The Answer to the BURNING QUESTION
By Paul Dion, STL
Here 's the Burning Question: Is Superstition a Sin?
Let's clear the air and start with the Catechism definition of superstition:
2111 Superstition is the deviation of religious feeling and of the practices this feeling imposes. It can even affect the worship we offer the true God, e.g., when one attributes an importance in some way magical to certain practices otherwise lawful or necessary. To attribute the efficacy of prayers or of sacramental signs to their mere external performance, apart from the interior dispositions that they demand, is to fall into superstition.
Let's start by stating the obvious. There are a lot of things in life that we do "mindlessly." We excuse ourselves from sin simply because we have lost control of our moral determination. To be a true disciple of Jesus, worthy of eternal salvation without a detour to purgatory, requires that we do everything in life as a response to God's Grace ever present in our lives. In everything that we do, we must strive for perfection as God expects to do. Not too many of us ever get there. Part of the reason is that we very often choose the good rather than the best, as God would have us do.
The truth about superstitious acts is that they most often do not reach the level of idolatry (replacing the God of Abraham, Isaac and Jacob) when people do them. They are culturally ingrained acts that are believed to bring about a result that is in no other way related to them than the act posited by the human person. People do not usually "knock on wood" to bring about a cure of their cancer. They knock on wood to get a jack to go along with their ace at the blackjack table. People turn to God for cancer and to the leprechauns for a blackjack. Is knocking on wood bad if you are Catholic? For sure it is not good, but it is not seriously sinful. It most often would fall into the category of being an imperfection
Notice the first part of the definition. It makes of superstitiion a "deviation" of religious feeling. The very first sentence does not brng us all the way into the serious moral domain of sin. The second sentence, part of the first half of the definition gets very serious about sin. It mentions the effect that superstition can have on the worship that we owe to the True God. If we make superstitious acts the center of our prayer life, then we have fallen into idolatry, a sin against the first commandment. This part of the sin of superstition is perhaps not too common among those of you who occupy the pews at Sunday Mass. After all, most of us who knock on wood do not do it to adore the wood we knock on, but do it out of cultrural habit to call down some "luck" in the form of cooler weather, or some other unimportant reality.
The second major part of the definition, the third complete sentence is very important and hits very close to home for all of us. It tells us that it is sinfully superstitious for us to believe in the power of making our prayer requests come true purely by virtue of our external acts of prayer excluding the interior attitude of divine worship that we should have. It is also sinful to believe more in the external matter of the sacraments than in the spiritual power that comes to them from God.

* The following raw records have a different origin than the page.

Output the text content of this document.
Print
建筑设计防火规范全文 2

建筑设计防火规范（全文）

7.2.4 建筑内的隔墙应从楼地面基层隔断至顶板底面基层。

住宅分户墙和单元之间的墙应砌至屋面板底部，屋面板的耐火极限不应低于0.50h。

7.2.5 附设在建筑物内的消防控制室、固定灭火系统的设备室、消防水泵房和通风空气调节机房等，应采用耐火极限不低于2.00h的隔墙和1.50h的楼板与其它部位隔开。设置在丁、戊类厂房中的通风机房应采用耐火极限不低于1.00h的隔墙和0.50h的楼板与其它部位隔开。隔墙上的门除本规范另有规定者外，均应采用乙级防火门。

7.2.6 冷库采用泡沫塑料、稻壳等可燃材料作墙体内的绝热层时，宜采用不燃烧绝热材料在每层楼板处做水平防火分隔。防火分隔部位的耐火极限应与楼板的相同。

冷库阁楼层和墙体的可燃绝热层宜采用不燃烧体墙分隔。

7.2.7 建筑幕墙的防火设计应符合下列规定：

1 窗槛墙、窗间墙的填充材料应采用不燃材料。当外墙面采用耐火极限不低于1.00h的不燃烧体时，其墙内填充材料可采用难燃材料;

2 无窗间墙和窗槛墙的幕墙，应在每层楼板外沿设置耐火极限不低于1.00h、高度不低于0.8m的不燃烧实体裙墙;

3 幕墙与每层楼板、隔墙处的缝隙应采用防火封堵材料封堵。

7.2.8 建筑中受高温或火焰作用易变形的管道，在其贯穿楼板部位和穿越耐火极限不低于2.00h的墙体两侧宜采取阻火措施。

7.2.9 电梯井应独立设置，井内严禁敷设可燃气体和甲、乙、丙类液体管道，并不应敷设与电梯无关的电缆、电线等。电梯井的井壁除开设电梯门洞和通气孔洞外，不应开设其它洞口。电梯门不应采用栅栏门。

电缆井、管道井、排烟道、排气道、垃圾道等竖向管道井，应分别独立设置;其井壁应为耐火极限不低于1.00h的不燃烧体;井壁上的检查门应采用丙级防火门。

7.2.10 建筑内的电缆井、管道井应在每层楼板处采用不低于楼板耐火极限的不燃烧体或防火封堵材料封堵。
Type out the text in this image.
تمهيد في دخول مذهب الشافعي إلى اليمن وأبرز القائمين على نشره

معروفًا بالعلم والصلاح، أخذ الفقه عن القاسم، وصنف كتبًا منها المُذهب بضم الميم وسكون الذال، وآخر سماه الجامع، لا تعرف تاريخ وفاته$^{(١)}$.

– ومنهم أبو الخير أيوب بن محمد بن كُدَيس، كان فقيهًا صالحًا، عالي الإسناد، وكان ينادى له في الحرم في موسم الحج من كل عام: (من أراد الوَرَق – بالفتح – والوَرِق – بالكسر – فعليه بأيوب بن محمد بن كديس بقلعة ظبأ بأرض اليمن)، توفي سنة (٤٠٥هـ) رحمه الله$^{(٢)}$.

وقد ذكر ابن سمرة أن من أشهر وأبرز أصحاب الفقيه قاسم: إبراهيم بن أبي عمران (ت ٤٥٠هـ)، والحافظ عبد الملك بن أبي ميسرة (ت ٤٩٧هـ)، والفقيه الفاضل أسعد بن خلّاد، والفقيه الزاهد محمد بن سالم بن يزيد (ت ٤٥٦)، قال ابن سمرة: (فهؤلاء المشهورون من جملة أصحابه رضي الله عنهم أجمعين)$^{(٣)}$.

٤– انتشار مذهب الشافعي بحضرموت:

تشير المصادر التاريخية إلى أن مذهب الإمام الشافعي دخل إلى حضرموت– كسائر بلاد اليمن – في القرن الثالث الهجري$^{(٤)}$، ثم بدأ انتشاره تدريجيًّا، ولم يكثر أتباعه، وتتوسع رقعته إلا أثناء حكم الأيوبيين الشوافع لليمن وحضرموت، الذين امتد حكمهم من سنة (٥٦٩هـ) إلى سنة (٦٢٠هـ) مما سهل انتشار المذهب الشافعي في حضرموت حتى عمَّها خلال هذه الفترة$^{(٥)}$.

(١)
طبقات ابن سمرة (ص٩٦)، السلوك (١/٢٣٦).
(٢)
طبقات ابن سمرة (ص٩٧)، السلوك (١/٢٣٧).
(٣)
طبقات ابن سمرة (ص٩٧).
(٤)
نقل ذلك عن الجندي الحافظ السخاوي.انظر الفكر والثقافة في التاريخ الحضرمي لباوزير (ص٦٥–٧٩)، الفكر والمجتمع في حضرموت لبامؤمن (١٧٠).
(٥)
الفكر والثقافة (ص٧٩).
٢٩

Here are a couple of examples:
1. It is sinful to expect that the external act of attending Mass for 9 straight first Fridays of the month, in and of itself, will be the cause of the benefit received by such an act.
2. It is sinful to believe that the external act of getting married in Church, in and of itself, will be the cause of a long and happy marriage.
3. It is sinful to believe that cooking food in holy water will preserve, in and of itself, the health of the family.
4. It is sinful to hang a horseshoe on the wall of the house to bring good luck to the family to the exclusion of a crucifix which will put us into the prayerful presence of God.
5. It is also sinful to forward Internet prayers to friends with the promise that if they forward them with certain conditions they will be blessed.
The true sin takes place when worship is affected. It is not my intention here to define worship, that would take me quite far down the path. Let me just say that when we worship, we know what we are doing, why we are doing it and to whom we are directing it.
Some practices and behaviors that we allow ourselves are a lot less than worship and could never pass as such under any circumstances. I must confess that I have thrown my 3 coins in the fountain of Trevi...many times. I was studying Theology in Rome, so you get the picture. I knew that neither the 3 coins in and of themselves, nor Neptune in the background nor the act of throwing the coins in the fountain were ever going to be even the remotest cause of my return to Rome. I have returned to Rome, several times, and only because I worked hard and saved the money to get there. The coins are a traditional cultural practice that never take the place of the God that I worship...but I suppose that I could have, should have refrained from the behavior.